El golpe de Estado fue resuelto luego de una reunión de oficiales en Campo de Mayo. El movimiento que había gestado el G.O.U., cuya tendencia predominante era el nacionalismo, sostuvo entre sus principios el desarrollo de la Nación y la defensa de la soberanía nacional ante los acontecimientos bélicos europeos (conviene aclarar que por ese entonces la Segunda Guerra Mundial había dividido a la opinión pública argentina en las siguientes tendencias: los partidarios de los Aliados, los germanófilos partidarios del Eje, y los neutrales). La Revolución del 4 de Junio se llevó a cabo sin resistencias. A los dos días, el Gral Arturo Rawson, jefe del movimiento, fue reemplazado en el cargo de presidente provisional de la Nación por el General Pedro Pablo Ramírez, quien ejerció el mando por cerca de nueve meses. Éste nombró ministro de guerra al General Edelmiro J. Farrel, quien más tarde dejó ese cargo para ocupar la vicepresidencia de la Nación (porque el vicepresidente anterior, Contraalmirante Sabá H. Sueyro, había fallecido). En diciembre de 1943, el Coronel Perón fue designado secretario de Trabajo y Previsión. Al frente de este organismo ejerció una acción directa sobre las masas obreras, que, hasta esa época, no contaban con un gremialismo organizado y permanecían al margen de la vida política.
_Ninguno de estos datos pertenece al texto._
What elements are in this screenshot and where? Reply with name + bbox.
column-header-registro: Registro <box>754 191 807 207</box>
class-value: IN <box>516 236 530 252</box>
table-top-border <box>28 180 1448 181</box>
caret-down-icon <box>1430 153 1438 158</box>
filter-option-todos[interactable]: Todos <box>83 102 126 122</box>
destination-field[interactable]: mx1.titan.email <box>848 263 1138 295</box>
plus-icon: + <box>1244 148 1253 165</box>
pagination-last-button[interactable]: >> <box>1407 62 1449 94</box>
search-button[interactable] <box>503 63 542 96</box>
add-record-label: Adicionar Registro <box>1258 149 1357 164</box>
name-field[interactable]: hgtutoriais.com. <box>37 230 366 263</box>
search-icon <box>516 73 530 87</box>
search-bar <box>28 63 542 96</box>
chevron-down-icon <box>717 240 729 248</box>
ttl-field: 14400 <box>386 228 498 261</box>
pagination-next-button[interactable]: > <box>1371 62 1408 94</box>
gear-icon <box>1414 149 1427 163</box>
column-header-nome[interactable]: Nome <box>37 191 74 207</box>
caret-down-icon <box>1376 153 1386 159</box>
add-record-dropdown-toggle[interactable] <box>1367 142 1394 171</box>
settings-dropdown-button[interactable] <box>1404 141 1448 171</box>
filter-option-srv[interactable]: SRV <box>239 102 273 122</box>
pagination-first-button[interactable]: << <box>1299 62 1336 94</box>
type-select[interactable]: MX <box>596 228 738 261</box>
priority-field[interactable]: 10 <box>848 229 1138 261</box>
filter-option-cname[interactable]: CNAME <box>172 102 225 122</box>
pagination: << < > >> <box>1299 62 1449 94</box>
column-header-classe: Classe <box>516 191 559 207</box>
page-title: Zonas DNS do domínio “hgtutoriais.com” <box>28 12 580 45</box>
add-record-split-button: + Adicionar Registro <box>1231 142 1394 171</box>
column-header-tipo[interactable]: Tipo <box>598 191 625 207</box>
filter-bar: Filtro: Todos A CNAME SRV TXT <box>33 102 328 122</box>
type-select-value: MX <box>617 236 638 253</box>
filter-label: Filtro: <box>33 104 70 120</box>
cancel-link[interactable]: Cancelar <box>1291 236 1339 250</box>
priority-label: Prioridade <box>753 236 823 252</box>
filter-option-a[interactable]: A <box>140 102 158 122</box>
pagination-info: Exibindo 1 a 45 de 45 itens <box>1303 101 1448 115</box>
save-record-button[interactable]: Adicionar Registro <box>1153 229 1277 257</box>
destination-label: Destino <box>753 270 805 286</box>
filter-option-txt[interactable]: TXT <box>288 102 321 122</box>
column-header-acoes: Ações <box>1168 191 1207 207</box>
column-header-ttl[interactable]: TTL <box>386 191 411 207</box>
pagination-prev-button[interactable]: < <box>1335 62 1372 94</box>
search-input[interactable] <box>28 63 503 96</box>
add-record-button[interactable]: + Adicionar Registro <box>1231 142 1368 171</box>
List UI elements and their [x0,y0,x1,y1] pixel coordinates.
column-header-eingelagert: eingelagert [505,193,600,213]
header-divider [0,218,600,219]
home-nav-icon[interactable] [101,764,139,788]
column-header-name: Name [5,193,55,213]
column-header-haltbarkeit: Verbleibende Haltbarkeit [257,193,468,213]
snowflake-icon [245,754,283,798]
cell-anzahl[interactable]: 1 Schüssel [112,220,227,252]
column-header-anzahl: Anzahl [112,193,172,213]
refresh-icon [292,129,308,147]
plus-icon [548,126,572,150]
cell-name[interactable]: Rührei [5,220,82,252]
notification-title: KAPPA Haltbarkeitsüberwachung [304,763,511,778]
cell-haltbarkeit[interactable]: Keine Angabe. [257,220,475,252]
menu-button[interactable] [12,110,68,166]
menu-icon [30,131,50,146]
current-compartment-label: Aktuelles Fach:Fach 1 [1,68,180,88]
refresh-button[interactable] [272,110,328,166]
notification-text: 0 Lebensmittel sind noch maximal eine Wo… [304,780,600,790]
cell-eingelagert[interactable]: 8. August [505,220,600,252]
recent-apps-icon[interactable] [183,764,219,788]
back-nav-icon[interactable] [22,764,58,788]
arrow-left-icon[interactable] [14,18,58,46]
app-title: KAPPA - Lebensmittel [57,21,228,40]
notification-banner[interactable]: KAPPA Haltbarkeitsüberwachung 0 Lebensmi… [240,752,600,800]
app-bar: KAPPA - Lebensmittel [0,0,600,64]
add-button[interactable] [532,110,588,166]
Las relaciones internacionales con los países en guerra fue la principal dificultad que enfrentó el nuevo gobierno, partidario de continuar con una política neutral ante el gran conflicto bélico. Fue creciente la presión de los Estados Unidos de Norteamérica para que la Argentina, uniéndose al resto del continente, rompiera sus relaciones diplomáticas y declarara la guerra a las naciones del Eje (Alemania, Italia y Japón) y se incorporara al sistema interamericano de defensa. Finalmente en enero de 1944, cuando los Aliados estaban ya en territorio alemán y era ya segura la derrota de Alemania, se anunció la ruptura de nuestro país con las potencias del Eje. En febrero de ese año el presidente Pedro Pablo Ramírez presentó la renuncia y delegó el mando en su vicepresidente el Gral Edelmiro Ferrel.